Beauty and the Beast

People's Light & Theatre Company, 39 Conestoga Road, Malvern, through Jan. 4, (610) 644-3500

"Do not trust your eyes," the magical servants and spirits in Beast's palace tell Beauty (Susan McKey); "we see with more than our eyes."

That certainly proves true for Beauty. But at People's Light & Theatre, where Laurence Boswell's adaptation of Beauty and the Beast has been staged by director David Ingram, there's a lot for the eye to see. And learning to trust our eyes as theatergoers enables us to experience the transformational magic of the fairy tale and the theatrical magic of the performance.

The magic of Beauty and the Beast is primarily visual - the frames and curtains of James F. Pyne Jr.'s silver-and-onyx setting, the objects and props manipulated by the actors, are all set into motion to the patterns and rhythms of Billy Yalowitz's choreographed movements, to feed the eyes with visual magic. The magical horse that carries Beauty's father (Tom Teti) to and from Beast's palace is a single actor (Kathryn Petersen), whose rhythmic stamping is enough to set the entire company galloping. The flames of the fireplace in Beauty's bed chamber are yellow and orange silken handkerchiefs that dance before our eyes as an actor (Larry Grant Malvern) juggles them. Swirling white silk sheets represent a snowstorm. Actors carrying candelabra become the walls of the palace where, without a single living servant, the palace itself springs to life to satisfy every need of Beast's unwilling guests.

There are two types of theatrical magic at work in Beast's palace. On the one hand, inanimate objects come alive through the physical presence of the actors who animate them. Unlike the talking clocks and candlesticks of the Disney cartoon, or the disembodied arms of the wall sconces in Jean Cocteau's movie, the people-less palace is magical here because it is peopled - by the actors who spread a series of rugs under the feet of Beast's guests, by the actors (Peter DeLaurier and Melanye Finister) who play the wooden automata servants, and by the actors who populate the magical rooms (the room of mirrors, the room of harmony, the room of clowns) that Beauty visits during her lonely sojourn in the palace.

But then there's the Beast, created by puppet designer Doug Roysdon. I won't describe him in detail, so that you can relish the surprise yourself. But I will say that the Beast is defiantly uncuddly and completely unanthropomorphizable. In a magical world animated by actors, the Beast is stripped of any actorly presence and exists only as a piece of theater - spectacular, but spectacularly unlovable. And so Beauty's willingness to sit with the creature, to touch him, to dance with him, and ultimately to love him, becomes the greatest piece of magic of all.
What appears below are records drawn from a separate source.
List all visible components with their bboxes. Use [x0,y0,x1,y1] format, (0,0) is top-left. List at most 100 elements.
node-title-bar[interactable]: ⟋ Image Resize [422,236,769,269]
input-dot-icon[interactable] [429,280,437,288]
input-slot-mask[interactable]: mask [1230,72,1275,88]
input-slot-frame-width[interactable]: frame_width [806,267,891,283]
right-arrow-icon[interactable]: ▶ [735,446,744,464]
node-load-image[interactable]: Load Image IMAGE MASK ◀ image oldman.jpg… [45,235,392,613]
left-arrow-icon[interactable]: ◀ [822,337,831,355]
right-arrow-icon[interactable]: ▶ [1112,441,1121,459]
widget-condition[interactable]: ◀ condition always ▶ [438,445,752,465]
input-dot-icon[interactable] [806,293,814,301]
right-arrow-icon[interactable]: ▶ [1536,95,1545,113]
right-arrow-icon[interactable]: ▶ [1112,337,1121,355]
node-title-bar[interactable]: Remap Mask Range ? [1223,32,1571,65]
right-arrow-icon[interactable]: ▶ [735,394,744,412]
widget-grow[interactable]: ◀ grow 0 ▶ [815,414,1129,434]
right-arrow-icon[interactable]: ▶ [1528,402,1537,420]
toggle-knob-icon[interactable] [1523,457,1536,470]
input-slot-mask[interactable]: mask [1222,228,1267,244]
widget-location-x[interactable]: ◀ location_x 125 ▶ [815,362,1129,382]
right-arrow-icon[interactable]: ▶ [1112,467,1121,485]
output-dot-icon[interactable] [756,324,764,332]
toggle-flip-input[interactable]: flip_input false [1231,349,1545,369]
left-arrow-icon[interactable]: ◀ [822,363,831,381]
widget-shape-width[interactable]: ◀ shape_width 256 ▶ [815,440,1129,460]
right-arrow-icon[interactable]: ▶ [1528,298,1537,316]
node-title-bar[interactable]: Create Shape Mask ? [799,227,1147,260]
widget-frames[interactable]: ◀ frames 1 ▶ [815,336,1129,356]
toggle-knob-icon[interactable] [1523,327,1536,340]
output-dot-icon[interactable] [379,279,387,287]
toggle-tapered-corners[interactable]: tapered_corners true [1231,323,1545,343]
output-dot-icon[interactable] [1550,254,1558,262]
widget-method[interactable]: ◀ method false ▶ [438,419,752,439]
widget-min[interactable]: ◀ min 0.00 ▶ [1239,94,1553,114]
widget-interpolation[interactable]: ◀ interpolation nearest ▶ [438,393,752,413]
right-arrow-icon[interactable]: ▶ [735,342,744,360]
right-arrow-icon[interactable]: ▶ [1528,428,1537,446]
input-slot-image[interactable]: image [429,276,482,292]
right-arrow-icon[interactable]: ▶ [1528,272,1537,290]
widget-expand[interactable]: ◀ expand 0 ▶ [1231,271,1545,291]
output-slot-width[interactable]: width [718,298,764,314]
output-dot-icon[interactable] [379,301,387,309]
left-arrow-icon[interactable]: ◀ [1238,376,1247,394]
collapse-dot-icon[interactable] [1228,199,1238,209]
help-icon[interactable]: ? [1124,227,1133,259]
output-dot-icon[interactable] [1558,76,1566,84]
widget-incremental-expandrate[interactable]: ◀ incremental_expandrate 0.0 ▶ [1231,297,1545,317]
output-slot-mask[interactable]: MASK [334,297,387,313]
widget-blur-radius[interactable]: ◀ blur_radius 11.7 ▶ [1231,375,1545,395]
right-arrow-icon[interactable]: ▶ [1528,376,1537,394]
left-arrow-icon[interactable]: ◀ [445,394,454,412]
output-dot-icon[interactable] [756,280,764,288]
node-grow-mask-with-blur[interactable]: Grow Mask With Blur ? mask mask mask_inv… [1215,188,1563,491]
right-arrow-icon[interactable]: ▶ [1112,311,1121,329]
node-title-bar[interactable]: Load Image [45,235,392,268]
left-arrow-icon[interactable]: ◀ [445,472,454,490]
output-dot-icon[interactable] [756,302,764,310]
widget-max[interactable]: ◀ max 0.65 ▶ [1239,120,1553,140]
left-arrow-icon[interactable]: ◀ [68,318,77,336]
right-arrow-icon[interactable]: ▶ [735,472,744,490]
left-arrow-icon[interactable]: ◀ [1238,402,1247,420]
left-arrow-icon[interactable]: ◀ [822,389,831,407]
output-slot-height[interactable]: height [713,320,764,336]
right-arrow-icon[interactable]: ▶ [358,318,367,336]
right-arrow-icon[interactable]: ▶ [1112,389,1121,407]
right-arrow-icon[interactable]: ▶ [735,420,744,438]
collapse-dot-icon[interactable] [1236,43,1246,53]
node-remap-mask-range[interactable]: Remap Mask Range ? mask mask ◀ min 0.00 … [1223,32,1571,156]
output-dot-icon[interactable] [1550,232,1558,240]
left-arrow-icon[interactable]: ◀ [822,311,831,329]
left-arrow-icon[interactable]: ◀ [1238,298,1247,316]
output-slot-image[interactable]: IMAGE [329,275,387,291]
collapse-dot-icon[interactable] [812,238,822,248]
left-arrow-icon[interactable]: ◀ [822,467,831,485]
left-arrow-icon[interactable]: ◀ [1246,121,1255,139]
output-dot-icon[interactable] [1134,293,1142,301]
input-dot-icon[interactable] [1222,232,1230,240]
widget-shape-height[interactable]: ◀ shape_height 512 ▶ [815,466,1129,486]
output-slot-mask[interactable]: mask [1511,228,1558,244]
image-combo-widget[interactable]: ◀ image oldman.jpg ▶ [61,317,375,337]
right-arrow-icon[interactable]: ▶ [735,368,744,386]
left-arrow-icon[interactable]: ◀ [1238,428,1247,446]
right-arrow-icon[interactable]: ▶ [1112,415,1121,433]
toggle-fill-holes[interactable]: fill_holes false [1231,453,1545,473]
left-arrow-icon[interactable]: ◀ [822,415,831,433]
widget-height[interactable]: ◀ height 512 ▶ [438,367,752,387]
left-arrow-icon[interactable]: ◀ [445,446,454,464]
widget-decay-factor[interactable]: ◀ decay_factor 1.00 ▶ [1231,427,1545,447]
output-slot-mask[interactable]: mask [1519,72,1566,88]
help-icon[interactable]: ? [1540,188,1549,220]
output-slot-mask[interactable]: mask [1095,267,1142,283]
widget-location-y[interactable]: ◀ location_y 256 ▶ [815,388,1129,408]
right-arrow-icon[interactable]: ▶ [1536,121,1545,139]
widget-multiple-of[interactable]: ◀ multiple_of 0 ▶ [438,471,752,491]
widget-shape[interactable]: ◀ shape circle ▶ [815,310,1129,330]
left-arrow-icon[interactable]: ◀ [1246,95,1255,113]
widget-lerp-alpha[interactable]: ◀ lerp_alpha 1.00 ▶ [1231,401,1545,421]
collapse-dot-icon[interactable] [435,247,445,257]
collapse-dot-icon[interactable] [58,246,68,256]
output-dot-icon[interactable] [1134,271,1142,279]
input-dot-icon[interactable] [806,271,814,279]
Ingram employs so many different types of theatrical devices that the production occasionally seems a bit of a stylistic hodgepodge. Several of the thematic strands seem oddly undeveloped, notably the significance of the death of Beauty's mother (Ceal Phelan), and its thematic link to the White Witch, played by the same actor, who appears in Beauty's dreams alongside the Unknown Prince (Benjamin Lloyd). The point raised by the director and the dramaturg in their program notes - about young women in 18th-century France forced to marry wealthy men who turn out to be beasts - doesn't really get played out in the production, especially since the play seems to tell the opposite story. And, more seriously, the final transformation, while emotionally satisfying, is a bit perfunctory theatrically.

But the play works its magic. Beauty learns to listen to her heart rather than trust her eyes, and by doing so frees the Beast from the magic spell. Meanwhile, in the theater, the spectators, young and old, learn to trust their eyes, and, as a reward, are kept spellbound.